One of FINRA's rules requires firms to reasonably look for the best execution for an order, like price improvement. But Robinhood solely focused on the execution quality of its preexisting routing destinations instead of looking for a better price outside those paid destinations, all of which paid Robinhood for that order flow. Robinhood neither admitted nor denied the charges. Arguably, it was against investors' best interest because a better price could have been available at a different market maker that wasn't paying Robinhood. But Robinhood didn't check. It only used its paying market makers.
What Is Price Improvement?
To help verify the quality of trade execution, investors might need to do a bit of work. If you place a market order to buy a stock, you can expect to pay the ask price. For a market sell order, the opposite is true: You can expect to receive the bid price.
Price improvement occurs when you buy a stock at a lower price than the ask price, or when you sell a stock for a higher price than the bid price. Some brokers, like Fidelity, calculate the amount of price improvement for you. Otherwise, you'll just have to do it yourself.
Price improvement is a key way for cost-conscious investors to save money. Say an investor is purchasing 200 shares of XYZ stock with a bid-ask of 49.98-50.00. The investor should expect to pay 50 a share, but ends up paying 49.99 a share. While one penny per share doesn't sound like much, it adds up to $2 for 200 shares. Differences add up more quickly for active traders than for buy-and-hold investors.
In IBD's Best Online Brokers rankings, the Trade Reliability category reflects broker customers' confidence that their trades go through quickly at prices close to expected. With the attribute ranking third-highest in importance in the latest survey, it's no wonder that brokers are paying attention.
Trade Reliability: Tastyworks Leads, Robinhood Falters
For Trade Reliability, Tastyworks was again the recipient of the survey's highest marks, narrowly beating out industry giants Charles Schwab and Fidelity. Interactive Brokers and TD Ameritrade rounded out the survey's five highest-rated brokers in Trade Reliability.
Just as they list their broker fees, some firms are letting customers know how they're providing value in this area. Charles Schwab offers some statistics on its execution quality "to ensure orders are routed to market venues that have provided high quality executions over time."

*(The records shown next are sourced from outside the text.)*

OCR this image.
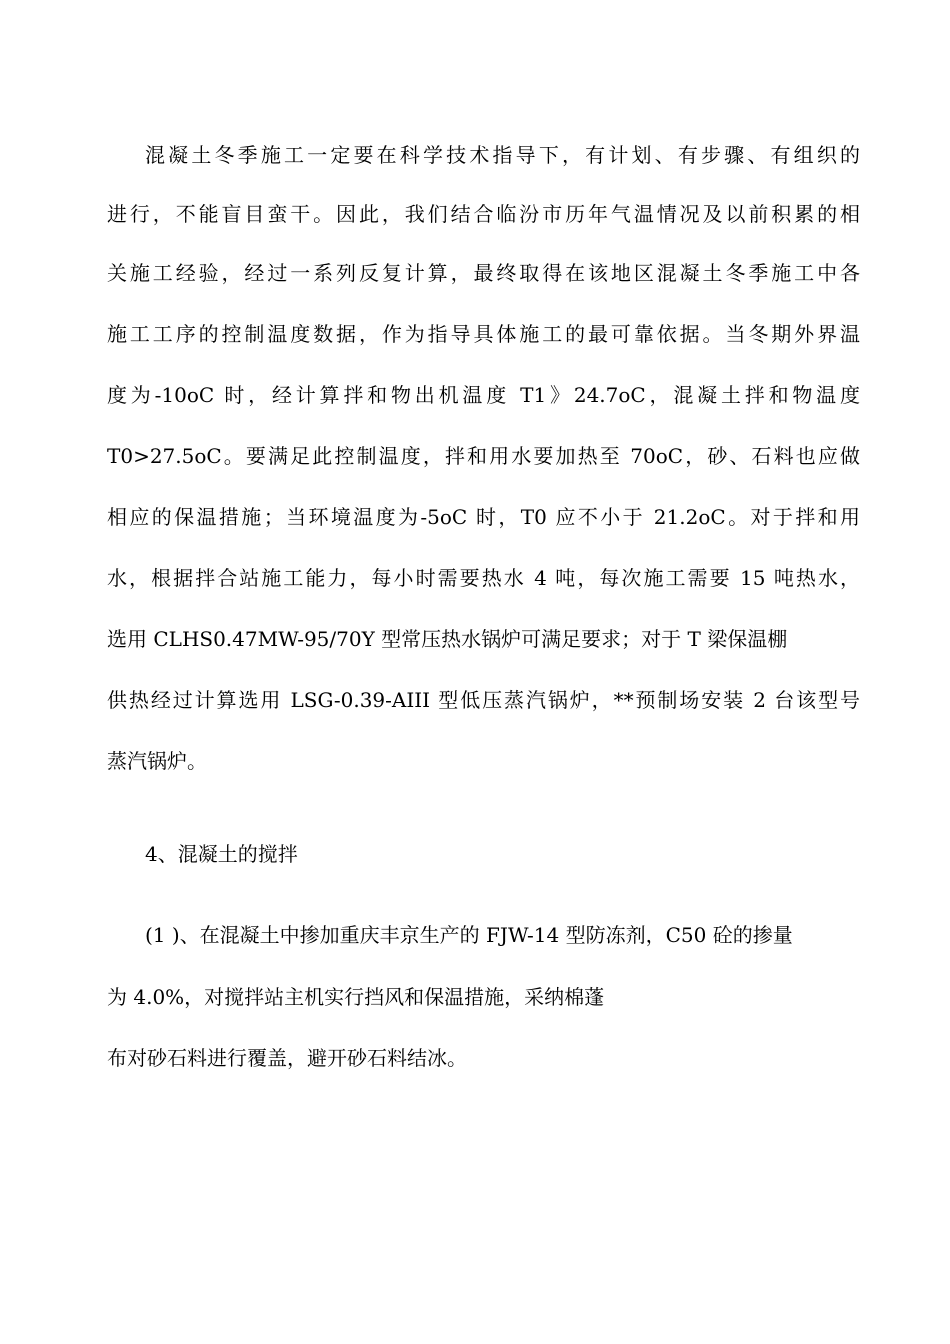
混凝土冬季施工一定要在科学技术指导下，有计划、有步骤、有组织的

进行，不能盲目蛮干。因此，我们结合临汾市历年气温情况及以前积累的相

关施工经验，经过一系列反复计算，最终取得在该地区混凝土冬季施工中各

施工工序的控制温度数据，作为指导具体施工的最可靠依据。当冬期外界温

度为-10oC 时，经计算拌和物出机温度 T1》24.7oC，混凝土拌和物温度

T0>27.5oC。要满足此控制温度，拌和用水要加热至 70oC，砂、石料也应做

相应的保温措施；当环境温度为-5oC 时，T0 应不小于 21.2oC。对于拌和用

水，根据拌合站施工能力，每小时需要热水 4 吨，每次施工需要 15 吨热水，

选用 CLHS0.47MW-95/70Y 型常压热水锅炉可满足要求；对于 T 梁保温棚

供热经过计算选用 LSG-0.39-AIII 型低压蒸汽锅炉，**预制场安装 2 台该型号

蒸汽锅炉。

4、混凝土的搅拌

(1 )、在混凝土中掺加重庆丰京生产的 FJW-14 型防冻剂，C50 砼的掺量

为 4.0%，对搅拌站主机实行挡风和保温措施，采纳棉蓬

布对砂石料进行覆盖，避开砂石料结冰。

Fidelity offers a price-improvement calculator to estimate how much money you save on each trade. According to the company, "Fidelity ... is able to obtain the best available price because it can route the order to up to 75 market centers including exchanges, market makers and automated trading systems (ATS). These market centers compete for customer order flow by improving the price." Check out Fidelity's "commitment to execution quality" on its website.
Brokerage Fees And Price Improvement
Interactive Brokers says its price improvement is far superior to the overall industry, according to a letter from IHS Markit, a London-based global information provider.
When it comes to Trade Reliability, Robinhood lagged far behind the leaders in the survey. Robinhood says it's taking trade execution seriously.
"Over the last two years," the company said in a news release, "we have significantly improved our execution monitoring tools and processes relating to best execution, and we have established relationships with additional market makers."
Check out next year's IBD survey to see if those improvements have had an impact on investors' opinions.